Would you be interested in a well-paying career filled with variety and opportunity? How about a career that utilizes the latest technology and is so transferable that you can work anywhere in the world? Perhaps you’ve always wanted to be your own boss. A career in the construction trades might just be for you.

Doors are wide open for rewarding careers

The problem is, only 1 in every 69 high school students in this country is entering the trades, and to solve our shortage of skilled workers we need 1 in 5 to be making this career choice. “The positive message about the construction trades is not one young people are hearing. They think it’s something they can do only if they are not smart,” says Ronan Deane, the Business Development Manager at Graham Construction. “Ask a construction CEO where they started, and they’re likely to tell you they began as a tradesperson.”
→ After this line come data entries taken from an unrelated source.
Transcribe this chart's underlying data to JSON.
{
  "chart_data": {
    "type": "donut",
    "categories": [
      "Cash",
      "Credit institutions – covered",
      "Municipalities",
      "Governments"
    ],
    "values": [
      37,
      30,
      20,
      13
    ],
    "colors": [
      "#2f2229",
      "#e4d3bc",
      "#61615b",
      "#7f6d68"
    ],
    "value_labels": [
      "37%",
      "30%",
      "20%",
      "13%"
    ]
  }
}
Consider for a moment how valuable tradespeople are. The school your children go to, the hospital you rely on when you get sick, and the arena you go to be entertained — these were all built by a huge team of construction tradespeople. For millennials wanting meaningful work, this is an oft-overlooked opportunity.

“A trades career isn’t a second best choice,” says Fiona Famulak, President of the Vancouver Regional Construction Association (VRCA). “We need to dispel a lot of the misconceptions, because these jobs pay well, and there are a lot of different opportunities in the sector.”

To inspire young people to consider a career in the trades, the association recently implemented a school outreach program to show students what a job in construction is truelytruly like. Famulak is heartened by the results of the program, which over the past year has reached 1,300 students.

Safety starts early

“We need to engage young people early,” says Mike McKenna, the Executive Director of the BC Construction Safety Alliance. “Construction trades are viable and honourable careers.” The Safety Alliance offers safety programs, training, and resources to help improve the safety of over 180,000 workers in BC. And in its commitment to involve young people, it offers an online construction safety training system module free of charge to high school students. “Construction inherently has its risks, and we want to engender a sense of safety,” says McKenna, “so that when young people come on a job site, safety is just second nature.”